Challenging wildfires not going away any time soon

The four key factors that affect wildfire risk are all prevalent

Challenging wildfires not going away any time soon

Catastrophe & Flood

By Bethan Moorcraft

Between 1964 and 1999, no more than seven million acres were lost annually to wildfires in the United States, according to the National Interagency Fire Center. The next two decades have been a totally different story, however. Between 2000 and 2019, 11 years have ended with more than seven million acres burned, with 2015 and 2017 both losing more than 10 million acres to the peril.

As CoreLogic’s ‘2019 Wildfire Risk Report’ states: “While these numbers can’t help to predict the wildfire season of the future, they show a disturbing trend of increasing wildfires across the country, with the majority of increase acreage occurring specifically in the Western states.”

There are four key factors that affect wildfire risk, according to CoreLogic, which are: fuel (vegetation species type and density affect fire risk); fire history (areas of recurrent fires present long-term threats); aspect (the cardinal direction of slope faces); and slope (often linked to the speed at which fires move).

“After 2017 and 2018 saw almost 19 million acres burn between them, people have started to use the phrase ‘the new normal’ to refer to severe wildfire seasons,” said Tom Jeffery (pictured), senior hazard scientist, CoreLogic Spatial Solutions. “That phrase is a difficult thing to support because it’s going to take some time to really interpret whether this is what we’re going to face moving forward. Having said that, I don’t see any reason to believe that what we saw in the last two years is going to change any time soon.

“That’s because the four factors that affect wildfire risk are all there. We have the fuel, the condition of the fuel, and, most importantly, the location of homes in and around those areas of high-risk – what’s known as the wildland-urban interface. I just don’t think this wildfire trend is going to reverse itself anytime soon, based on what we’re seeing. We’re probably going to be dealing with this for a considerable amount of time.”   

In such a tricky risk landscape, it’s important for homeowners and business owners to truly understand their property exposures. As Jeffery suggested, it’s not as simple as saying: ‘I don’t have any trees on my property or my parcel of land, and I don’t have a lot of fuel, so I don’t have any risk.’ That’s a short-sighted view of wildfire risk mitigation because the neighboring fuel – the forest that’s 500-feet away, or the chaparral that’s growing in the slope near your property – can present very real risk to nearby structures.

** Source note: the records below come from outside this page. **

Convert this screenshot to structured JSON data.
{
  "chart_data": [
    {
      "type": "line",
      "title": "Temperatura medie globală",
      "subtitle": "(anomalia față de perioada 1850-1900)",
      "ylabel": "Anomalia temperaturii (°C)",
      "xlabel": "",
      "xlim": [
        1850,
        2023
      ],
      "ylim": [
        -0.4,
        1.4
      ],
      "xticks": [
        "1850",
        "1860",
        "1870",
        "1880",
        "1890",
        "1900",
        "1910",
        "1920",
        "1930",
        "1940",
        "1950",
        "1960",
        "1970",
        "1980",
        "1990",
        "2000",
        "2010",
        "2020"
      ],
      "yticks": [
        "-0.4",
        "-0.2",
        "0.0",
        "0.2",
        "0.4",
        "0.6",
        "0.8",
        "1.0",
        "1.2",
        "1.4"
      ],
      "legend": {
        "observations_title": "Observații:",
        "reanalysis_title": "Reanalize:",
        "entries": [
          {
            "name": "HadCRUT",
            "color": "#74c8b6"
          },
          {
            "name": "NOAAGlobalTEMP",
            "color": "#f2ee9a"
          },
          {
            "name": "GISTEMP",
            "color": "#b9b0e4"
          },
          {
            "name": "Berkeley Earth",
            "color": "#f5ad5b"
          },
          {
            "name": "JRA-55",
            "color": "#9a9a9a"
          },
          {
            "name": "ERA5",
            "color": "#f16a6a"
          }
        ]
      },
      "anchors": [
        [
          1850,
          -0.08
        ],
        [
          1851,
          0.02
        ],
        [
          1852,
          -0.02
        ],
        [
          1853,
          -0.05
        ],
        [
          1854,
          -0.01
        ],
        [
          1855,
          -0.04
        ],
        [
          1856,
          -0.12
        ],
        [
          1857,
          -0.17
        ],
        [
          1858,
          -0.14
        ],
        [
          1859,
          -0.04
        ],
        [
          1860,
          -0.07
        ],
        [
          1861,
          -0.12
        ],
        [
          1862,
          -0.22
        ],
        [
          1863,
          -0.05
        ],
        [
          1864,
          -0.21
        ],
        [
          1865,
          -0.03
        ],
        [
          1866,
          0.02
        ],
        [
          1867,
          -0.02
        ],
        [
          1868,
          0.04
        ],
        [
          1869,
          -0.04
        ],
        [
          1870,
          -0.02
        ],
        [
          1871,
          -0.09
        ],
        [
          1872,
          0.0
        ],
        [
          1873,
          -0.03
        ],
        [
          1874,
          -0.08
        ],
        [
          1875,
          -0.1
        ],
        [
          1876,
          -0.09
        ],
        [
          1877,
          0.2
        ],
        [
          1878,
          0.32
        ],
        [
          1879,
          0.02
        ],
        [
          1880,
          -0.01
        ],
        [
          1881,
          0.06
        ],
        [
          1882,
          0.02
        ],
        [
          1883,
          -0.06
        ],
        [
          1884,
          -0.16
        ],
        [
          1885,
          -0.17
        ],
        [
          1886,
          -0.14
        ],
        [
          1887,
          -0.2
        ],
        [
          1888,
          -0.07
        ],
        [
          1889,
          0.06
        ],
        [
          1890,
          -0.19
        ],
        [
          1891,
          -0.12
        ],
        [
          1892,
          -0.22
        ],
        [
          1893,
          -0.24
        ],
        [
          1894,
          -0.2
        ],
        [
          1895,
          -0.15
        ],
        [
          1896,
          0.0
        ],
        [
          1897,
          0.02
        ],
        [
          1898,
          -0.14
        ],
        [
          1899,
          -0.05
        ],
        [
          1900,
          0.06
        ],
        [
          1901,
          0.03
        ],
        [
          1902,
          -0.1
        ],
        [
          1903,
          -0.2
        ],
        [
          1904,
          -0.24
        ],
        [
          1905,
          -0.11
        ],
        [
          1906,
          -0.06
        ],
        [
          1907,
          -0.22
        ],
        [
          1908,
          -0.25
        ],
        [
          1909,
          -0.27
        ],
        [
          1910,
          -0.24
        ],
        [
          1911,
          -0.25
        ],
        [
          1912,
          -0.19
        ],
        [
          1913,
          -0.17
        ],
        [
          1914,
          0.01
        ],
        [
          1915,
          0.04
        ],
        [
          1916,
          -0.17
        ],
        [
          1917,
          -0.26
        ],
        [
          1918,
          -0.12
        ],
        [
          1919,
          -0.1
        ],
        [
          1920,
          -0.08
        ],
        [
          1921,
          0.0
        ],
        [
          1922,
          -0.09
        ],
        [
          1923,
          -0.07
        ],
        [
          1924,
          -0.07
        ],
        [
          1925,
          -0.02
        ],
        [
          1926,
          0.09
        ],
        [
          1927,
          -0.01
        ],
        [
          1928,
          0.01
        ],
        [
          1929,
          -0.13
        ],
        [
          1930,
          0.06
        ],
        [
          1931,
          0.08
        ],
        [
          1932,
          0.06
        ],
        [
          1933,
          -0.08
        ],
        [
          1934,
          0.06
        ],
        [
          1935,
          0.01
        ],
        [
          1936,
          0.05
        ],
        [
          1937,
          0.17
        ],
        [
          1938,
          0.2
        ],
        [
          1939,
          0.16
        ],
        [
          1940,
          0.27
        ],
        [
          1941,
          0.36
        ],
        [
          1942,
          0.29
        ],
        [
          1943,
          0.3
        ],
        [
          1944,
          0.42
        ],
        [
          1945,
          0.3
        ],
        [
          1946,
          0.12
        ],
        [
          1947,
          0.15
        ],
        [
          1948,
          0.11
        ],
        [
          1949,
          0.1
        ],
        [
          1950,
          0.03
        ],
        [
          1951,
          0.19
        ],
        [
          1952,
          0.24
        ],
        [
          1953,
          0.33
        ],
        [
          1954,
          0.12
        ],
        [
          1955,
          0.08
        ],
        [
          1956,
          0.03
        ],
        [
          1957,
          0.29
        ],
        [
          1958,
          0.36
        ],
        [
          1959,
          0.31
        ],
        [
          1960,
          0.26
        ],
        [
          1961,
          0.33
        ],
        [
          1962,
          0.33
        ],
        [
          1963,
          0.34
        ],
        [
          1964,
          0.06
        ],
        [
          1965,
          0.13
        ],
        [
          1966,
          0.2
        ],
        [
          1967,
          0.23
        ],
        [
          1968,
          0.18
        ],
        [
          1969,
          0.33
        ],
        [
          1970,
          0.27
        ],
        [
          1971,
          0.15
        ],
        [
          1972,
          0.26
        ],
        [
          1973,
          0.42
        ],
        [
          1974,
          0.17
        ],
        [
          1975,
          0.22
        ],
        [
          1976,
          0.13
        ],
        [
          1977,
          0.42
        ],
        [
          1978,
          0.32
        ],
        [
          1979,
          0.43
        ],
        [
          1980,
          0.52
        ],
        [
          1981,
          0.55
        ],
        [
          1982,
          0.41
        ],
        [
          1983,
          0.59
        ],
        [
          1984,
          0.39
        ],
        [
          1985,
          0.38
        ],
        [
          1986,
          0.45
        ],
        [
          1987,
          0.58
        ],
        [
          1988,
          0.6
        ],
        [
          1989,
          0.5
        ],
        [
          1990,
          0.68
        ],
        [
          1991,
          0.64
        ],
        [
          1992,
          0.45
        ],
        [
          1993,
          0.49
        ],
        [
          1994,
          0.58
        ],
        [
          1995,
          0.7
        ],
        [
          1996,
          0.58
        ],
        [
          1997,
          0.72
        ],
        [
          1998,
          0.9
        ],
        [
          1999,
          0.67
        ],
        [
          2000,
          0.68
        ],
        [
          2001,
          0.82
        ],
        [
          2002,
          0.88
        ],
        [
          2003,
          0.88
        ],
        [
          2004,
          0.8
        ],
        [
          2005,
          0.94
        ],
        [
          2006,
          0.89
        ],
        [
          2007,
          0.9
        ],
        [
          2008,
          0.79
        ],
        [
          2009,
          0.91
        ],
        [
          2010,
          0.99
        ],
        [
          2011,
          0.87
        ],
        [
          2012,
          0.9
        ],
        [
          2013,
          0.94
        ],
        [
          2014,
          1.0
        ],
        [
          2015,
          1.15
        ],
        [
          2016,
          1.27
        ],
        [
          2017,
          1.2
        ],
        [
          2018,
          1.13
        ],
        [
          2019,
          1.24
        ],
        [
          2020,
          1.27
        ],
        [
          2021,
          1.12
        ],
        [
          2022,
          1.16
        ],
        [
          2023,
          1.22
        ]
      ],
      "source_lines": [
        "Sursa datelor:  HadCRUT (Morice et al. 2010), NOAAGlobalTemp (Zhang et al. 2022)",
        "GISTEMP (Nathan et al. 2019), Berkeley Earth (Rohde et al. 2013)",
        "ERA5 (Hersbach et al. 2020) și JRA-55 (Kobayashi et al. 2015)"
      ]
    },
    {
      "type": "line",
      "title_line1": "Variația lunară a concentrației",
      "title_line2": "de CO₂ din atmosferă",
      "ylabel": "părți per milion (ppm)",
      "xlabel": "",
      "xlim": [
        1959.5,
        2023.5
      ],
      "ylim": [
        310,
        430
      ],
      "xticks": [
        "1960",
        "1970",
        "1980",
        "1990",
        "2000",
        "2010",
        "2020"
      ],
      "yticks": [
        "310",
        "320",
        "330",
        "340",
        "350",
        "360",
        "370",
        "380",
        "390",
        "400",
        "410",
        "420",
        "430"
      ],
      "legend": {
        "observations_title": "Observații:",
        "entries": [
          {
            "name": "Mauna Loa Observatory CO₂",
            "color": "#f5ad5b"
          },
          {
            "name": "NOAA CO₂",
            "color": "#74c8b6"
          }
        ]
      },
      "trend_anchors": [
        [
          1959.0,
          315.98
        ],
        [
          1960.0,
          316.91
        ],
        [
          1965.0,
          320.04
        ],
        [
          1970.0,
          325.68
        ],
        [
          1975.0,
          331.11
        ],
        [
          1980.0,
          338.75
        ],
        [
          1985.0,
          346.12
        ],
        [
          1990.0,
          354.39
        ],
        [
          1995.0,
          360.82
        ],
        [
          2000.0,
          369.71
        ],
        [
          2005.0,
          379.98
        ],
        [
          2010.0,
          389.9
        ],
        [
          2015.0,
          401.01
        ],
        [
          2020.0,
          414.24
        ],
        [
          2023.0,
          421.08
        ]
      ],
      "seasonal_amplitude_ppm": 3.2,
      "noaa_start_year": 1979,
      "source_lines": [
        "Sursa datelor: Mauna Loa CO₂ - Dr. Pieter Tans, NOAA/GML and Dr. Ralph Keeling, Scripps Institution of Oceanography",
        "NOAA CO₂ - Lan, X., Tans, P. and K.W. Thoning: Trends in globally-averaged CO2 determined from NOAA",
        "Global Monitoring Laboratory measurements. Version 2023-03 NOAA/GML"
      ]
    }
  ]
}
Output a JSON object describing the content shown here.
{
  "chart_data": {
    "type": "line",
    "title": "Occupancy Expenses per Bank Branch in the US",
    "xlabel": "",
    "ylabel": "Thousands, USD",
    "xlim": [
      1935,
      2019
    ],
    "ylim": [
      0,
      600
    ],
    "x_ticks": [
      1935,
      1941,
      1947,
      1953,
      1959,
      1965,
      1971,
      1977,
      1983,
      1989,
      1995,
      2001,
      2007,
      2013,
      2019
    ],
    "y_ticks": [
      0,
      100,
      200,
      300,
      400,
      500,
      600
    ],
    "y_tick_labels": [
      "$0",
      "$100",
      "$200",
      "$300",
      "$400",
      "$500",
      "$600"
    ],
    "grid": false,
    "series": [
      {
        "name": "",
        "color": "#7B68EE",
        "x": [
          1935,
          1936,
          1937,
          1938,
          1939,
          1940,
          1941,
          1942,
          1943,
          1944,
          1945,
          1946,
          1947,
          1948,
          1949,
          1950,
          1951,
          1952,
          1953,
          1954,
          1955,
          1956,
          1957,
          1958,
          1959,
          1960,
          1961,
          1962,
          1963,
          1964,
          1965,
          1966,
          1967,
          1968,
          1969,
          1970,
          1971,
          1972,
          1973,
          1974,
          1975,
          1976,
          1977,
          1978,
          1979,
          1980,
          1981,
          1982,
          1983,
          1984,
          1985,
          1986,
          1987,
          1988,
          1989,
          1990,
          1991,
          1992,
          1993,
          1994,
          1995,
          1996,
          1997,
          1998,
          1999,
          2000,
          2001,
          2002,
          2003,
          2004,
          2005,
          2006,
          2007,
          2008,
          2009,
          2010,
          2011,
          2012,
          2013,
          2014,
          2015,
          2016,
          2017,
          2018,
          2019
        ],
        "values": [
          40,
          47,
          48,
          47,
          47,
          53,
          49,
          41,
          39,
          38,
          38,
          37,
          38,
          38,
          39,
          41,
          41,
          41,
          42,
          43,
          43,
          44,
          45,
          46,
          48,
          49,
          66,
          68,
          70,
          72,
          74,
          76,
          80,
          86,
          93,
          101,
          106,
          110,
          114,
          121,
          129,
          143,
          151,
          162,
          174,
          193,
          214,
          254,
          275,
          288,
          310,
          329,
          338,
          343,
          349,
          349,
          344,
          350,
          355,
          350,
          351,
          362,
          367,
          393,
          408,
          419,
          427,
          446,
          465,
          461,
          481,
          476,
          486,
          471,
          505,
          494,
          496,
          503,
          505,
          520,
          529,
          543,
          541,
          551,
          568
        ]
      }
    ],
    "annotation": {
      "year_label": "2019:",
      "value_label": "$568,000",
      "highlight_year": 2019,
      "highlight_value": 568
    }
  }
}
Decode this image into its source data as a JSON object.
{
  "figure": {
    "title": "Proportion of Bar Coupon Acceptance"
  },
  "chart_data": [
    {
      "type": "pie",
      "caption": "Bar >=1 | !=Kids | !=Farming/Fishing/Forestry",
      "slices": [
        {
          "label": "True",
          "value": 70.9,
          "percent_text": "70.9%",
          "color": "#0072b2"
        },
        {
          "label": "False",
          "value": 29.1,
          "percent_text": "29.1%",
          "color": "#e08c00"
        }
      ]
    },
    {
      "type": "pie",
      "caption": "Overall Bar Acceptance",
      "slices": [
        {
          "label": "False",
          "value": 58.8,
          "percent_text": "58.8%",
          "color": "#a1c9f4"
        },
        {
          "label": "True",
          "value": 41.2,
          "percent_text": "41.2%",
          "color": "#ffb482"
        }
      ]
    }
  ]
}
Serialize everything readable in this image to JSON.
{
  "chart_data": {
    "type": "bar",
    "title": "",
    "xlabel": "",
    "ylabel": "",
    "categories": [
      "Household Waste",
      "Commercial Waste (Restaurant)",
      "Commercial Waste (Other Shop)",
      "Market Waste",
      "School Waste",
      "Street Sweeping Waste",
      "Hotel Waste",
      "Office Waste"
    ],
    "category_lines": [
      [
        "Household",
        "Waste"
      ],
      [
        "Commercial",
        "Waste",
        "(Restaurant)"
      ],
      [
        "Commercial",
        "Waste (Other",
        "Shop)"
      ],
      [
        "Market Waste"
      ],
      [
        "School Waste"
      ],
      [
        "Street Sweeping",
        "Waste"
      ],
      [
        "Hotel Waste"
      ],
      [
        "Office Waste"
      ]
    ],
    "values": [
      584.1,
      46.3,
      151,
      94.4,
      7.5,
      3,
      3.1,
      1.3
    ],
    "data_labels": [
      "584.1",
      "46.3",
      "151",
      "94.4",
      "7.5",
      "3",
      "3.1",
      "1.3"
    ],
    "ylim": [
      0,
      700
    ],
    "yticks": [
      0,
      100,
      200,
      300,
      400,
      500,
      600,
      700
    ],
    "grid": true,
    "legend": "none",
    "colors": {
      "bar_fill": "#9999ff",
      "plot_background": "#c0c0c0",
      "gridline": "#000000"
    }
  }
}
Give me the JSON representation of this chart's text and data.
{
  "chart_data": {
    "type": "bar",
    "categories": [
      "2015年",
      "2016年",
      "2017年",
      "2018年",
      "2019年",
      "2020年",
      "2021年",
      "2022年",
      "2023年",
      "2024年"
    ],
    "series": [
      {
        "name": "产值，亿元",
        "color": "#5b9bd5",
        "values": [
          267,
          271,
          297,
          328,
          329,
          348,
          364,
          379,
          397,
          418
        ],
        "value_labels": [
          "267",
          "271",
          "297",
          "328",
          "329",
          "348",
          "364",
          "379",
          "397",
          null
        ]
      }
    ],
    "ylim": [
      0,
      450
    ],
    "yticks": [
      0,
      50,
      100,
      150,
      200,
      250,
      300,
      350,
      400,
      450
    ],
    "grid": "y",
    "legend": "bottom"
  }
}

“People need to understand their property’s location in relation to that risk, not just whether fuel is located on their property. Having that awareness allows people to prepare and plan for wildfire,” Jeffery told Insurance Business. “Essentially, insureds are trying to reduce the risk to their structure, their home, their property – and with wildfire, that’s much easier to do than with other hazards. It’s much more expensive to apply mitigation in areas that are flooded frequently. But with wildfire, there are several dozen types of mitigation that homeowners can do to really reduce the threat of a fire coming up and igniting their homes.

“I think it’s important that homeowners understand the risks so that they can take those mitigation steps and reduce that threat potential. In some cases, mitigation does an excellent job of actually deterring wildfire from igniting a home.”